Tony Beauchamp, an ornithologist, says New Zealand’s feral peacocks are a rare phenomenon globally, as the birds mainly live on the Indian subcontinent.

Knowledge about peacocks in New Zealand is scant, with the birds preferring to live in wild and remote regions of the country, and the government’s conservation efforts firmly focused on protecting native species.

“Most people in New Zealand ignore introduced birds, it’s a New Zealand thing,” says Beauchamp.

“I think a lot of our farm management practices are encouraging higher numbers of certain introduced birds. In Northland, farmers have been planting maize for stock feed. But maize is absolutely dynamite for pest birds, they love moving into it.”

Beauchamp says ornithologists only began studying native birds with gusto in the 1960 and 1970s, meaning the country is “still playing catch-up” in its bird knowledge, perhaps leading to oversights in the study of introduced species.

“I am not sure [peacocks] are very well understood,” says Beauchamp.

The New Zealand government has committed to completely eradicating invasive species such as rats, stoats and possums by 2050. Trapping the unwanted species has become a mainstream hobby in New Zealand, helped by possum fur being valued in the fashion industry.

But as possum numbers drop, Adkins says peacock numbers have boomed. Possums, ferrets, stoats and rats often eat the eggs of peacocks, which build nests on the ground.

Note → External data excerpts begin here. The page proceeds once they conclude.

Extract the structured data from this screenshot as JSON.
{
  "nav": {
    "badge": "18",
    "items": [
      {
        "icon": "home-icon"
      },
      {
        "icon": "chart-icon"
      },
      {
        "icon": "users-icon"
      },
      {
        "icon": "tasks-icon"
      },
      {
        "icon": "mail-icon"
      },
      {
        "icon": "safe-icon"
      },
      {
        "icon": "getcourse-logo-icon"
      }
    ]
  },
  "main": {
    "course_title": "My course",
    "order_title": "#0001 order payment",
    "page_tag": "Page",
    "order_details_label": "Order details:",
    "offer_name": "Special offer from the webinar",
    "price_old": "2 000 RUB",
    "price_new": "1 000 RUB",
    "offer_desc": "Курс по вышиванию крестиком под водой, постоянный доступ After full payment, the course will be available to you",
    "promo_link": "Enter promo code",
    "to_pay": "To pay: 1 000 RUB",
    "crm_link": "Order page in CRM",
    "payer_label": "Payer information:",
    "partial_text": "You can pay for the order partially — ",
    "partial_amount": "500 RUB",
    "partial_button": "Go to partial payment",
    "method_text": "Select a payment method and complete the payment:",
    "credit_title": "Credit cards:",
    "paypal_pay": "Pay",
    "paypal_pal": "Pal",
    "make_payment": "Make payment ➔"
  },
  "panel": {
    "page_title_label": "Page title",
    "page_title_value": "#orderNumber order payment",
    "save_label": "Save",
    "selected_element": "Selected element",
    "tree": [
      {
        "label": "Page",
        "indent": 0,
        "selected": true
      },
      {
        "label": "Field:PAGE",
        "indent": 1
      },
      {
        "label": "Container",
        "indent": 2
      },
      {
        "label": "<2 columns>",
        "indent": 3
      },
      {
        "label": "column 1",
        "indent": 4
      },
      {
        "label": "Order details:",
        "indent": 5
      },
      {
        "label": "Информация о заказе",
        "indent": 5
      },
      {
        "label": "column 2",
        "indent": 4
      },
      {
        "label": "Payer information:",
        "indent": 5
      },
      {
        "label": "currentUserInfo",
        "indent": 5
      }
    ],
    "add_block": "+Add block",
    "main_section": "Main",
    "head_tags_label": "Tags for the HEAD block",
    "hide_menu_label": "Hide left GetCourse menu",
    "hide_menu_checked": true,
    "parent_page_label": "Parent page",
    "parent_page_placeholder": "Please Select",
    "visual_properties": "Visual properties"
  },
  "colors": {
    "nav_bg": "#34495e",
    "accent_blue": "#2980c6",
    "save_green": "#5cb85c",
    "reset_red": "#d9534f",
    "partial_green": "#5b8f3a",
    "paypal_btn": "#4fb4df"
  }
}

“They’re pretty smart, as soon as one starts to move, they all run, they’re like blimmin’ road runners,” says Adkins.

“And once they’ve learnt they’re being shot at, you won’t get within two or three hundred metres of them.”

Beauchamp agreed that peafowl in the wild were “extremely wary” and will keep a distance of 500 metres if they sense a threat.

Rod Smillie, Horizon regional council’s biodiversity, biosecurity and partnerships manager, said he was “aware” of a population of wild peacocks in the region.

“Peacocks do cause damage to pasture and crops,” Smillie said in a statement but added they were not included in the council’s pest management plan, which would be reviewed in 2027.

A spokesperson for the department of conservation based in Whakatāne said peafowl were “not a significant conservation issue”.

In the South Island, there have been isolated reports of peafowl escaping home enclosures, and Adkins is worried that left unchecked, the birds will spread around the country.